From the Institute for American Values comes word that its leadership is considering a major conference on the crisis of parenthood and related issues. It couldn’t come too soon or at a more critical juncture. The Institute also reports that Canada is seeking to erase the term “natural parent” from federal law, replacing it with the term “legal parent”, and in New Zealand an influential commission recommended that children conceived by donors should in some cases have three legal parents. And just recently, Spain has legalized same sex marriage. The encroachment from this insidious worldwide movement to undermine the basic family unit is palpable. In the U. S., this movement is manifest in the trends in family law. For example, the American Law Institute, an association of America’s elite legal scholars, judges, and lawyers, published a report proposing to sideline what it calls “traditional marriage”, re-situating marriage as merely one of many possible and equally valid family forms. In addition, it seeks to break the ties between biological and functional parenthood and recommends full legal marriage rights for same sex couples. In the courts, a recent pronouncement by a California superior court judge struck down the state’s traditional marriage laws which had been reaffirmed in a referendum in 2000, and there is no indication that the political leadership there will attempt to overturn the decision with a constitutional amendment.
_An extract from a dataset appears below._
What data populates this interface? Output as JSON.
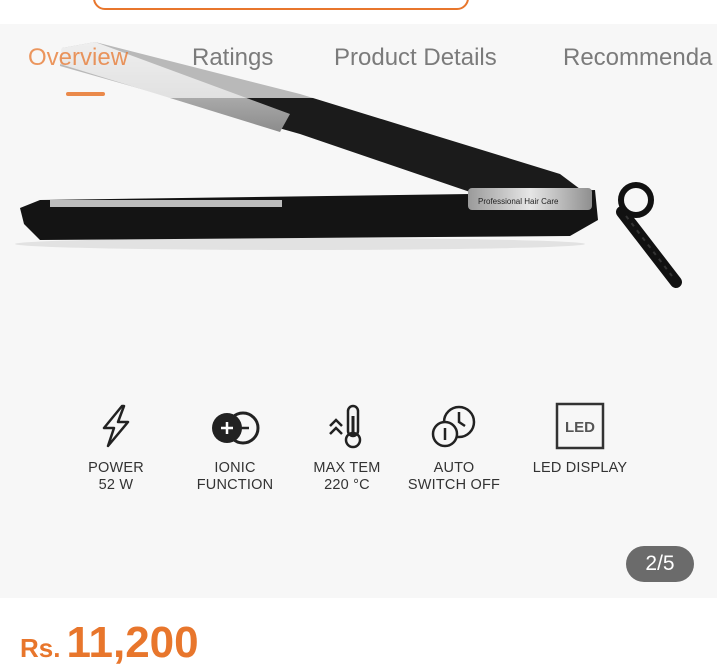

In an October 2004 essay, Mary Ann Glendon makes an important point about where the recent history of all this has led: “With widespread acceptance of the notion that behavior in the highly personal areas of sex and marriage is of no concern to anyone other than the ‘consenting adults’ involved, it has been easy to overlook what should have been obvious from the beginning—individual actions in the aggregate exert a profound influence on what kind of society we are bringing into being………affluent Western nations have been engaged in a massive social experiment, an experiment that brought new liberties and opportunities to adults but has put children and other dependents at considerable risk.”
There are those, like David Blankenhorn of the Institute for American Values, who would like to eliminate the issues of social justice and “rights” from this debate and focus on the purposes of the institution of marriage and the reasons human beings founded it in the first place. But given the current environment, it seems pretty foolish to assume that the proponents of transforming the institution of marriage have any interest in such a dialogue, nor in any compromise resolution of this enormously important issue through the give and take of democratic politics. It has become increasingly clear that the only viable option is a federal constitutional amendment.